Early intervention is a set of services and supports to families with children from birth to age three who are showing delays in their development.
Ashley Ahrens, a speech and language pathologist, is the owner of Community Rising Therapies, which provides early intervention services to families in the Oil Region.
The concept of early intervention, said independent contractor Ashley Mahrs, stems from the awareness that much of the brain’s major foundational systems are built between the ages of birth to five.
Delays in that development, Mahrs said, are easiest to mitigate the earlier they’re caught.
The term “delay” can indicate a slowed development of one or more systems that help human beings function. Delays can encompass things like speech, movement and the ability to complete tasks necessary to life.
On the speech side of things, Ahrens said concerns could arise if a child isn’t using a good repertoire of words by age two.
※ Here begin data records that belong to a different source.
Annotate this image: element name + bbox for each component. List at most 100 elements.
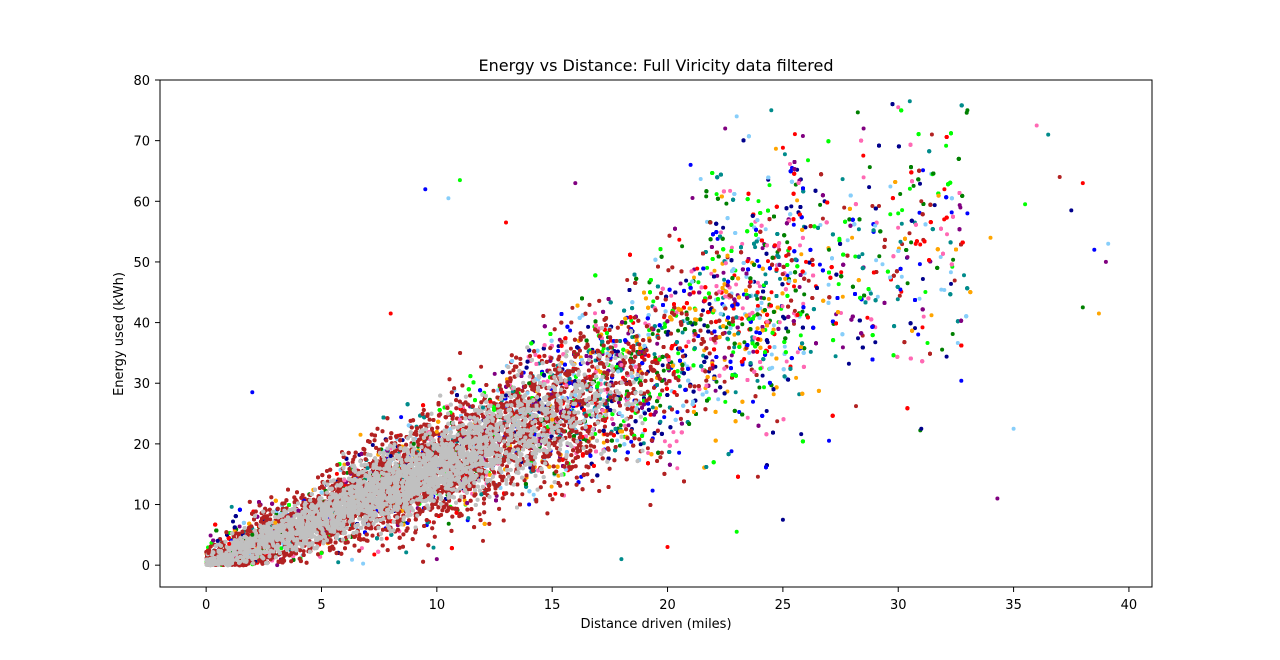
data-point xyxy=(856,227,861,232)
data-point xyxy=(755,474,760,479)
data-point xyxy=(898,287,903,292)
data-point xyxy=(802,292,807,297)
data-point xyxy=(721,225,726,230)
data-point xyxy=(771,323,776,328)
data-point xyxy=(334,471,339,476)
data-point xyxy=(713,388,718,393)
data-point xyxy=(629,318,634,323)
data-point xyxy=(646,332,651,337)
data-point xyxy=(944,143,949,148)
data-point xyxy=(725,389,730,394)
data-point xyxy=(754,330,759,335)
data-point xyxy=(747,350,752,355)
data-point xyxy=(842,205,847,210)
data-point xyxy=(653,355,658,360)
data-point xyxy=(695,266,700,271)
data-point xyxy=(797,285,802,289)
data-point xyxy=(789,204,794,209)
data-point xyxy=(808,349,813,354)
data-point xyxy=(650,488,655,493)
data-point xyxy=(921,314,926,319)
data-point xyxy=(662,415,667,420)
data-point xyxy=(899,221,904,226)
data-point xyxy=(948,270,953,275)
data-point xyxy=(820,216,825,221)
data-point xyxy=(917,296,922,301)
data-point xyxy=(794,375,799,380)
data-point xyxy=(758,306,763,311)
data-point xyxy=(623,320,628,325)
data-point xyxy=(336,560,341,565)
data-point xyxy=(762,385,766,390)
data-point xyxy=(755,280,760,285)
data-point xyxy=(723,399,728,404)
data-point xyxy=(680,330,685,335)
data-point xyxy=(763,227,768,232)
data-point xyxy=(909,240,914,245)
data-point xyxy=(734,282,739,287)
data-point xyxy=(771,392,776,397)
data-point xyxy=(870,204,875,208)
data-point xyxy=(945,232,949,237)
data-point xyxy=(625,278,630,282)
data-point xyxy=(795,198,800,203)
data-point xyxy=(801,301,806,306)
data-point xyxy=(918,242,923,247)
data-point xyxy=(677,450,682,455)
data-point xyxy=(654,406,659,411)
data-point xyxy=(799,432,804,437)
data-point xyxy=(785,240,790,245)
data-point xyxy=(231,519,235,524)
data-point xyxy=(880,262,885,267)
data-point xyxy=(674,439,679,444)
data-point xyxy=(911,183,916,188)
data-point xyxy=(702,323,707,328)
data-point xyxy=(798,243,802,248)
data-point xyxy=(769,352,774,357)
data-point xyxy=(896,225,901,230)
data-point xyxy=(766,259,770,264)
data-point xyxy=(888,212,893,217)
data-point xyxy=(740,241,745,246)
data-point xyxy=(656,328,661,333)
data-point xyxy=(617,443,622,448)
data-point xyxy=(714,379,719,384)
data-point xyxy=(913,326,917,331)
data-point xyxy=(712,268,717,273)
data-point xyxy=(651,299,656,304)
data-point xyxy=(755,258,760,263)
data-point xyxy=(955,341,960,345)
data-point xyxy=(745,415,750,420)
data-point xyxy=(709,271,714,276)
data-point xyxy=(701,353,706,358)
data-point xyxy=(907,231,912,236)
data-point xyxy=(652,352,657,357)
data-point xyxy=(861,153,866,158)
data-point xyxy=(916,332,921,337)
data-point xyxy=(853,254,858,259)
data-point xyxy=(492,371,497,376)
data-point xyxy=(860,252,865,257)
data-point xyxy=(646,451,651,455)
data-point xyxy=(867,185,872,190)
data-point xyxy=(370,443,375,447)
data-point xyxy=(854,404,858,409)
data-point xyxy=(431,545,436,550)
data-point xyxy=(826,282,831,287)
data-point xyxy=(917,262,922,267)
data-point xyxy=(638,442,643,447)
data-point xyxy=(229,504,234,509)
data-point xyxy=(777,320,782,325)
data-point xyxy=(757,264,762,269)
data-point xyxy=(905,281,910,286)
data-point xyxy=(727,345,731,350)
data-point xyxy=(593,311,597,316)
data-point xyxy=(792,284,796,289)
data-point xyxy=(658,419,663,424)
data-point xyxy=(705,265,710,270)
data-point xyxy=(593,432,598,436)
data-point xyxy=(697,271,702,276)
data-point xyxy=(615,438,620,443)
data-point xyxy=(549,484,554,489)
data-point xyxy=(701,308,705,313)
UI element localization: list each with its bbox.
For physical and occupational early intervention, milestones like walking and being able to follow multi-step commands are benchmarks of healthy development.
As pediatricians and schools move back to more and more in-person traditional interactions, the number of referrals for children who’ve already aged out of eligibility for early intervention services, or are about to, was affected, Ahrens said.
For physical therapist Kelly Hines, owner of Milestone Pediatric Therapy, that led to a wide range of delays that may have been missed.
“There weren’t play dates, we were social distancing, you’re not getting around other parents and their kids to see how your child is developing,” she said.
Mahrs agreed.
“In the past six months I’ve gotten a lot of referrals” for kids between two and three years old, Mahrs said. She added that by that point, it’s getting late in the day to help make the connections that are happening more slowly.
Human services, said Mahrs, will help them through the process of applying for that evaluation.
At that point, said Ahrens, an evaluator would come, most often to the house although services can occur anywhere that’s considered within the family’s “natural environment.”
Places like parks, daycare centers and grandparents’ houses are also common places for early interventionists to work with kids and their families.
Hines said it’s important to know that no two children are the same, so no two plans of care for a child receiving early intervention services are the same either.
Some kids, she said, have combinations of speech, physical and occupational issues that get dealt with. She said her area of expertise — physical therapy — often overlaps with occupational therapy and vice versa.
What she loves about the work she does, Hines said, is seeing kids make progress on goals identified through the course of services, and seeing parents feeling empowered to help their children succeed.
“We’re not just there for the child,” said Hines. “We’re there in a coaching capacity, we work with the family, we work with the parents to help them learn what to do.”
Much of the time, said Hines, she’ll arrive at the home of a family she’s working with to find parents excited to show her how they used what she’d shown them to help their kids make progress all week.
“Some even go beyond what I show them,” she said, using skills in other areas where they see a need for development.
“Their confidence increases,” said Hines, “and they take more of a leadership role” in the whole situation.
People can contact their county Department of Human Services to find out about the early intervention services available in their area.